До глубокой ночи сардар Али переносил на бумагу все прегрешения Атабека, подробно описывая каждый случай, приведя даты, факты и фамилии свидетелей. Только один раз он прервал свой утешительный труд: поел черствого чурека с брынзой и выпил воды из-под крана. А затем опять писал, стараясь ничего не упустить и облегчить последующую работу инквизиции Гаджу-сана. Ни одной детали не упустил сардар Али, рука устала, ныла, столько он написал, за всю жизнь столько не было. Но, как только написал, то с чувством исполненного долга лег спать и мгновенно крепко уснул, тяжелым сном очень уставшего человека…

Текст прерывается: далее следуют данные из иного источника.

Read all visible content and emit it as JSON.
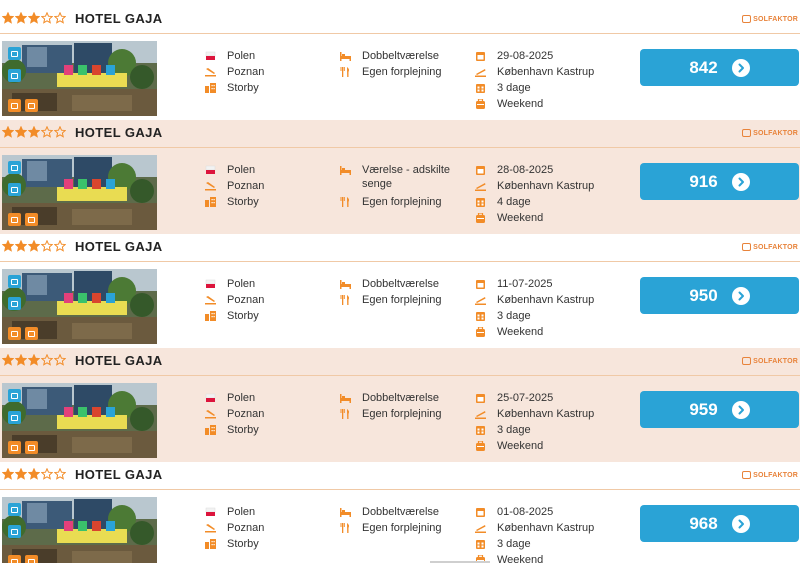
{
  "colors": {
    "accent": "#2aa3d6",
    "orange": "#f28c28",
    "alt_row": "#f7e6dc"
  },
  "brand_label": "SOLFAKTOR",
  "icons": {
    "country": "poland-flag-icon",
    "city": "plane-landing-icon",
    "type": "city-buildings-icon",
    "room": "bed-icon",
    "board": "cutlery-icon",
    "date": "calendar-icon",
    "airport": "plane-departure-icon",
    "duration": "calendar-days-icon",
    "period": "suitcase-icon"
  },
  "offers": [
    {
      "stars": 3,
      "max_stars": 5,
      "name": "HOTEL GAJA",
      "country": "Polen",
      "city": "Poznan",
      "type": "Storby",
      "room": "Dobbeltværelse",
      "board": "Egen forplejning",
      "date": "29-08-2025",
      "airport": "København Kastrup",
      "duration": "3 dage",
      "period": "Weekend",
      "price": "842"
    },
    {
      "stars": 3,
      "max_stars": 5,
      "name": "HOTEL GAJA",
      "country": "Polen",
      "city": "Poznan",
      "type": "Storby",
      "room": "Værelse - adskilte senge",
      "board": "Egen forplejning",
      "date": "28-08-2025",
      "airport": "København Kastrup",
      "duration": "4 dage",
      "period": "Weekend",
      "price": "916"
    },
    {
      "stars": 3,
      "max_stars": 5,
      "name": "HOTEL GAJA",
      "country": "Polen",
      "city": "Poznan",
      "type": "Storby",
      "room": "Dobbeltværelse",
      "board": "Egen forplejning",
      "date": "11-07-2025",
      "airport": "København Kastrup",
      "duration": "3 dage",
      "period": "Weekend",
      "price": "950"
    },
    {
      "stars": 3,
      "max_stars": 5,
      "name": "HOTEL GAJA",
      "country": "Polen",
      "city": "Poznan",
      "type": "Storby",
      "room": "Dobbeltværelse",
      "board": "Egen forplejning",
      "date": "25-07-2025",
      "airport": "København Kastrup",
      "duration": "3 dage",
      "period": "Weekend",
      "price": "959"
    },
    {
      "stars": 3,
      "max_stars": 5,
      "name": "HOTEL GAJA",
      "country": "Polen",
      "city": "Poznan",
      "type": "Storby",
      "room": "Dobbeltværelse",
      "board": "Egen forplejning",
      "date": "01-08-2025",
      "airport": "København Kastrup",
      "duration": "3 dage",
      "period": "Weekend",
      "price": "968"
    }
  ]
}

Все время, пока сардар Али писал у себя в номере, в соседнем номере находились Мир-Джавад со своими амбалами, скучая, грызли плитки шоколада с орехами, прекрасный продукт с берегов Колумбуса, запивая лакомство сырой водой из-под крана, издающей противный запах хлорки… Один из амбалов сидел на тумбочке, приложив пустой стакан к тонкой перегородке, служившей стеной и разделявшей два номера, слушал, чем занимается сардар Али, другой сидел на стуле у двери и через маленькую щелочку следил, чтобы сосед не ушел куда-нибудь незамеченным… Мир-Джавад лежал на единственной узкой койке одетый, в ботинках и думал, как ему убрать незаметно и бесшумно сардара Али.

Под утро один из амбалов открыл отмычкой дверь номера сардара Али, и все трое бесшумно вошли в номер. Сардар Али крепко спал, измученный дорогой и переживаниями. Мир-Джавад вылил на платок из флакона хлороформ и, кивнув головой амбалам, приложил платок к лицу сардара Али, а в это время амбалы держали сардара Али за руки, за ноги. Взбрыкнувшись несколько раз, сардар Али затих. Мир-Джавад оглядел номер и, увидев бумаги на столе, подошел к столу и стал читать.